Previous meta-analyses have examined blood pressure outcomes and reported small decreases ranging from < 1 to 6 mmHg for systolic pressure and from 1 to 4 mmHg for diastolic pressure [5
]. In this synthesis, reductions in systolic and diastolic blood pressure were small and not significantly different from 0. Our search may have yielded more diverse studies than some previous meta-analyses that used limited search strategies and inclusion criteria [1
]. Research has established neither the body’s mechanisms for changing blood pressure in response to PA nor the optimal characteristics of training programs for this purpose [19
This synthesis used extensive and intensive search strategies to locate diverse studies. Even so, this does not ensure that their findings represent the effectiveness of interventions to increase PA among the general population of adults with cardiac diseases. Clark et al. suggested that the magnitude of effects may be somewhat smaller in research studies than what many people would achieve because both the treatment and control groups receive optimal medical care [1
]. The effects of interventions to increase PA and deal with secondary preventive behaviors may be more beneficial among patients who are treated where care is less optimal [1
]. It is possible that researchers purposefully recruited participants for these studies who were more sedentary than typical cardiac populations. But the opposite is also possible -- that researchers recruited healthier subjects with less risk due to human subjects concerns or patients’ willingness to participate in interventions [1
]. The differences between these subjects and the general population of adults with cardiac disease are unknown. The benefits of increasing PA are generally less than what pharmacological therapies can achieve for certain outcomes [22
]. Other important outcomes, such as fitness, may only change with PA. The changes documented in these studies may be over and above the benefits patients accrue from medical management.

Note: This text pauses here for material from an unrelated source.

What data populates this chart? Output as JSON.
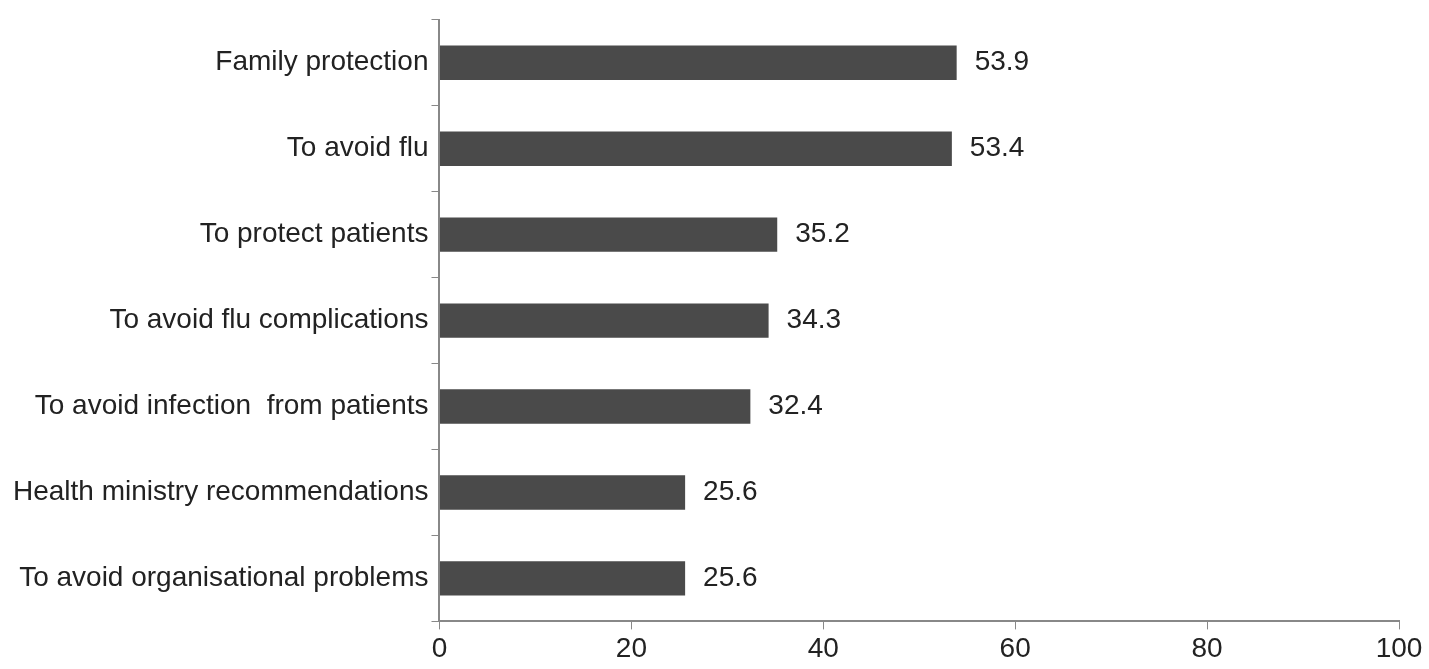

This meta-analysis was limited by the studies retrieved. We analyzed only studies that included PA results. Given the small number of studies, readers should cautiously interpret findings about fitness, quality of life, blood pressure, anthropometric measures, and subsequent cardiac events. Many important study features, such as treatment fidelity or subject attributes like smoking, were unreported and thus could not be analyzed [1
]. We expected the mixed pattern of publication bias because meta-analyses of various populations often report such bias. Publication bias may result when investigators choose not to report studies unless they have statistically significant findings or when journals choose not to publish papers of this kind [35
]. Investigators may believe that pilot projects do not need to be disseminated when interventions are unsuccessful. Studies that lack statistically significant findings may be more likely to be presented in published papers without adequate data for calculating ES, thus excluding them from meta-analyses. Only when both effective and ineffective interventions become widely known can researchers build efficiently on the work that came before them.
Overall, this meta-analysis documents improved PA outcomes following interventions. PA is especially important among cardiac populations because it may not only reduce problems associated with type 2 diabetes and obesity but also influence lipids, cardiovascular functional capacity, and the atherosclerotic process [22
]. This field would benefit from further research to clarify which components of interventions are associated with better PA outcomes and to determine whether interventions are differentially effective for samples with particular characteristics.